With an enigmatic smile, Luke began to glow. A halo popped into being above his head and he sprouted wings. Ben was speechless.
Luke smiled once more. “Don’t worry; the redhead can’t possibly maim Joe now. This story is almost ended.”
From the room next door, there was an audible thud and Ben winced. “I think Joe just fell out of bed,” he muttered, wondering if he was losing his mind.
Shrugging, Luke replied, “Don’t worry, I’ll sort that. No rest for the wicked!”
When the Cartwrights woke the next morning, their guests were nowhere to be seen.
“I don’t understand,” Joe declared, placing his hands on his hips. “Where can they have gone?”
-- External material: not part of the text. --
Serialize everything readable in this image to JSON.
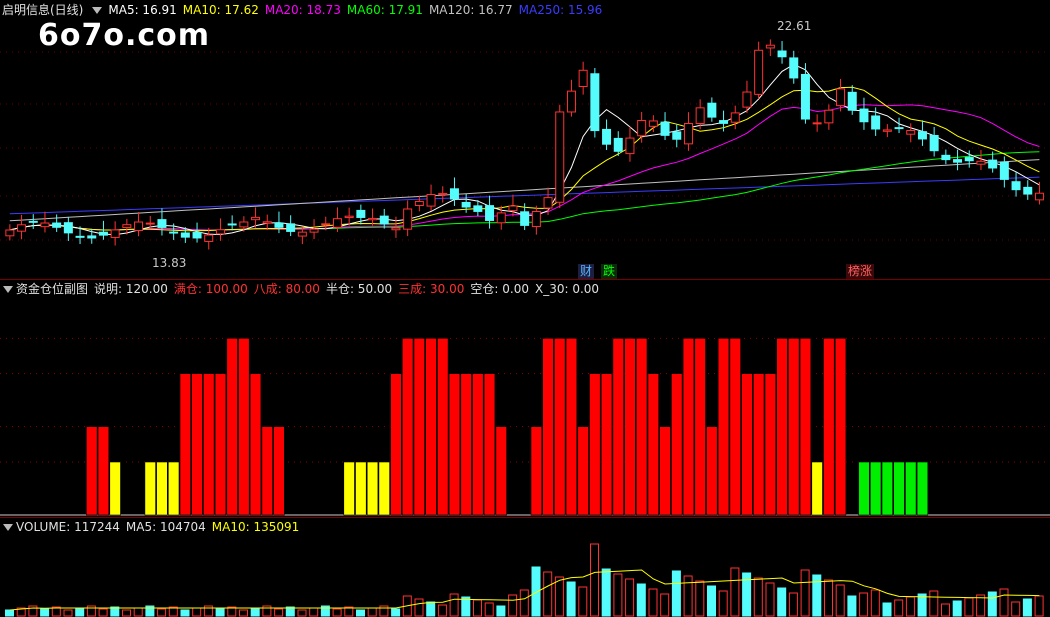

“I don’t know,” Ben replied, although had amorphous memories of Luke talking to him in a dream. But he couldn’t quite catch hold of it and finally dismissed it as a figment of his imagination.
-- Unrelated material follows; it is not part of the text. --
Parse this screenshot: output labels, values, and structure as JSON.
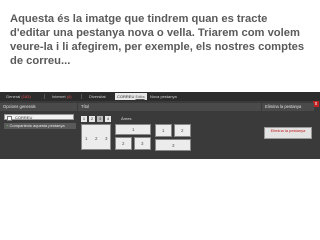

But that was not the queerest thing about that Christmas morning. The gifts that had been ordered from the mercantile were all under the tree, although all the Cartwrights claimed that they hadn’t gone into town to retrieve them. It was a mystery to compare to the year that Joe claimed they saw Santa Claus.
As they sat down to a delicious Christmas lunch, each moved and delighted by the gifts they had received, Ben’s grace included a special wish for Luke and Mark, wherever they were. Somehow, they all knew that they would never see the men again.
As that elusive memory surfaced briefly again, Ben mused, “Perhaps we were entertaining angels unaware.”